Constructing tri-CISTs in shuffle-cubes

Let T = {T-1, T-2, ..., T-k} be a set of k >= 2 spanning trees in a graph G. The k spanning trees are called completely independent spanning trees (CISTs for short) if the paths joining every pair of vertices x and y in any two trees have neither vertex nor edge in common except for x and y. Particularly, T is called a dual-CIST (resp. tri-CIST) provided k = 2 (resp. k = 3). From an algorithmic point of view, the problem of finding a dual-CIST in a given graph is known to be NP-hard. For data transmission applications in reliable networks, the existence of a dual-CIST can provide a configuration of fault-tolerant routing called protection routing. The presence of a tri-CIST can enhance the dependability of transmission and carry out secure message distribution for confidentiality. Recently, the construction of a dual-CIST has been proposed in a shuffle-cube S Q(n), which is an innovative hypercube-variant network that possesses both short diameter and connectivity advantages. This paper uses the CIST-partition technique to construct a tri-CIST of S Q(6), and shows that the diameters of three CISTs are 22, 22, and 13. Then, by the hierarchical structure of S Q(n), we propose a recursive algorithm for constructing a tri-CIST for high-dimensional shuffle-cubes.

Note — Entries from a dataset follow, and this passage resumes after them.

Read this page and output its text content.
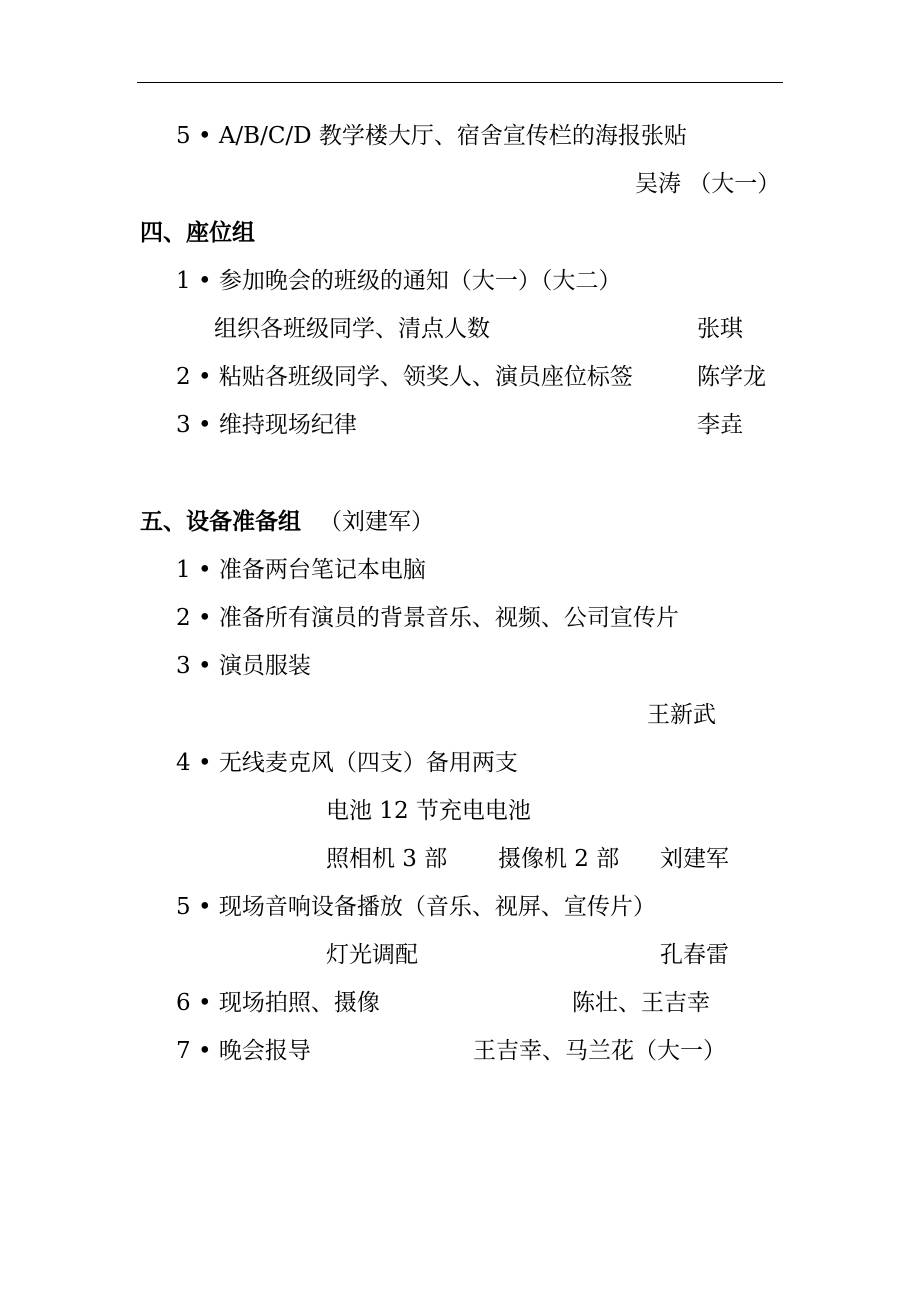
5 • A/B/C/D 教学楼大厅、宿舍宣传栏的海报张贴
吴涛 （大一）
四、座位组
1 • 参加晚会的班级的通知（大一）（大二）
组织各班级同学、清点人数	张琪
2 • 粘贴各班级同学、领奖人、演员座位标签	陈学龙
3 • 维持现场纪律	李垚
五、设备准备组 （刘建军）
1 • 准备两台笔记本电脑
2 • 准备所有演员的背景音乐、视频、公司宣传片
3 • 演员服装
王新武
4 • 无线麦克风（四支）备用两支
电池 12 节充电电池
照相机 3 部 摄像机 2 部 刘建军
5 • 现场音响设备播放（音乐、视屏、宣传片）
灯光调配	孔春雷
6 • 现场拍照、摄像	陈壮、王吉幸
7 • 晚会报导	王吉幸、马兰花（大一）
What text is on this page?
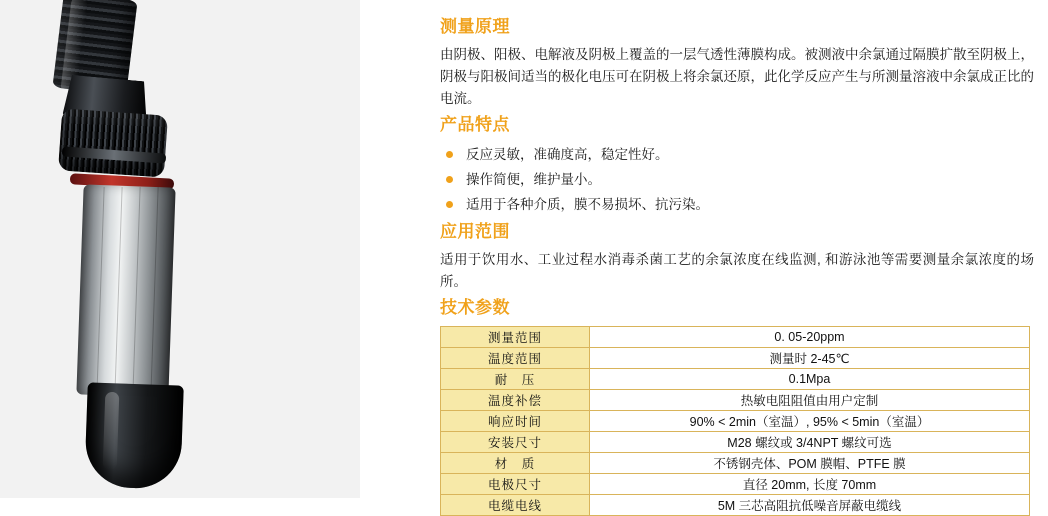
测量原理

由阴极、阳极、电解液及阴极上覆盖的一层气透性薄膜构成。被测液中余氯通过隔膜扩散至阴极上，阴极与阳极间适当的极化电压可在阴极上将余氯还原，此化学反应产生与所测量溶液中余氯成正比的电流。

产品特点
反应灵敏，准确度高，稳定性好。
操作简便，维护量小。
适用于各种介质，膜不易损坏、抗污染。
应用范围

适用于饮用水、工业过程水消毒杀菌工艺的余氯浓度在线监测, 和游泳池等需要测量余氯浓度的场所。

技术参数
测量范围	0. 05-20ppm
温度范围	测量时 2-45℃
耐　压	0.1Mpa
温度补偿	热敏电阻阻值由用户定制
响应时间	90% < 2min（室温）, 95% < 5min（室温）
安装尺寸	M28 螺纹或 3/4NPT 螺纹可选
材　质	不锈钢壳体、POM 膜帽、PTFE 膜
电极尺寸	直径 20mm, 长度 70mm
电缆电线	5M 三芯高阻抗低噪音屏蔽电缆线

When n >= 10, the diameters of T-i , i = 1, 2, 3, we constructed for SQ(n) are as follows: 2n + 11, 2n + 9, and 2n + 1.

Automated summary

Completely Independent Spanning Trees (CISTs) are a set of spanning trees used in graph theory for fault-tolerant routing and secure message distribution. A recent paper proposes an algorithm for constructing a triple CIST in a specific network structure using the CIST-partition technique. The paper also presents a recursive algorithm for constructing a triple CIST in high-dimensional networks.